Women on the frontline of Covid-19
Women are at the forefront of the battle against the COVID-19 pandemic, risking their lives to save others. Yet, this crisis has shown that the decision-making bodies, including those established specifically to manage the pandemic, do not reflect a gender balance between women and men. Today women account for 70% of the health and social care workforce and deliver care to around 5 billion people. Nevertheless, they remain largely segregated into lower-status and lower-paid jobs and are still under-represented in leadership and decision-making processes. 70% of executive directors of global health organizations are men and only 5% are women in low- and middle-income countries. Additionally, women health workers are regularly subjected to discrimination, abuse and harassment, a situation that has worsened with COVID-19.

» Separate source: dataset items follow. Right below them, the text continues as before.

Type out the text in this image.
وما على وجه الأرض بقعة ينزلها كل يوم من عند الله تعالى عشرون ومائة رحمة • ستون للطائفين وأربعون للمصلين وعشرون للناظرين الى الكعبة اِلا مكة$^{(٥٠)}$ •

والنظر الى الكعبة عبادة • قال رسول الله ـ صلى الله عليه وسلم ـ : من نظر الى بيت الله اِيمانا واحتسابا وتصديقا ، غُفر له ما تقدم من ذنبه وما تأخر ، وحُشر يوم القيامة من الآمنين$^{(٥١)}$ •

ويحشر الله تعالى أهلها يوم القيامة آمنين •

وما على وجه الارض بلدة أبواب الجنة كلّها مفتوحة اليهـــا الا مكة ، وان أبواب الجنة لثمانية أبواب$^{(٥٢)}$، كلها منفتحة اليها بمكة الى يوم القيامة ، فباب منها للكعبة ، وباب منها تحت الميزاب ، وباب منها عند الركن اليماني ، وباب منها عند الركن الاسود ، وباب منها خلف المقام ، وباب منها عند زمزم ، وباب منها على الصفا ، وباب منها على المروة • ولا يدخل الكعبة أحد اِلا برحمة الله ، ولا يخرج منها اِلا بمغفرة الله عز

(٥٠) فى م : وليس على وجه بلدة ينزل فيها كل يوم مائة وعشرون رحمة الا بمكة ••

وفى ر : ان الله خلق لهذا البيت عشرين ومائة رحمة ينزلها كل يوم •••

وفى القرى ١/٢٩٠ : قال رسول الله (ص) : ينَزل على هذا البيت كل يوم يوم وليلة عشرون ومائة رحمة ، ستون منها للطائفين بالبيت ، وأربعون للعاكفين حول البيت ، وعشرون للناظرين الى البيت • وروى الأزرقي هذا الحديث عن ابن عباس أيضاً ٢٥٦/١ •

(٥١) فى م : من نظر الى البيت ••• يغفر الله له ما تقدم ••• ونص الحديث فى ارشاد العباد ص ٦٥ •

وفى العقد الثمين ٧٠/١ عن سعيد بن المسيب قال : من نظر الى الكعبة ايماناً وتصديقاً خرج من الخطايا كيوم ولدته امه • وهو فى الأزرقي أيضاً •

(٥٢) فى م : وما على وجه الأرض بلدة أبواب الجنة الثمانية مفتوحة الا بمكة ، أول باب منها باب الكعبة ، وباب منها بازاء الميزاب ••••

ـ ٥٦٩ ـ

Women also play a key role at every level of the food industry, where there is a strong gendered vertical division of labour. Most women occupy low-revenue jobs while men work on higher paid management jobs. And with shuttered schools, even with both parents working from home, it is the women who are dealing with their children’s care, education and house chores, in parallel with their other paid job.
However, it is these low paid and stigmatised unskilled jobs that succeed to glue together our societies during the pandemic. If only one lesson should be learned from the COVID-19 crisis, it would be that women are crucial to quench the world’s population vital needs: health, food security and caring. That is why women’s organizations on the frontline of the response should be represented in decision-making bodies.
Discussion points:
- How can we ensure women’s leadership and equal representation in all COVID-19 response planning and decision-making, in health, care services and economy at large?
- What can be done to bring about transformative change for equality to address issues of paid and unpaid care?
- What policy actions are needed to better value the role and leadership of women in health, care and food and retail sectors?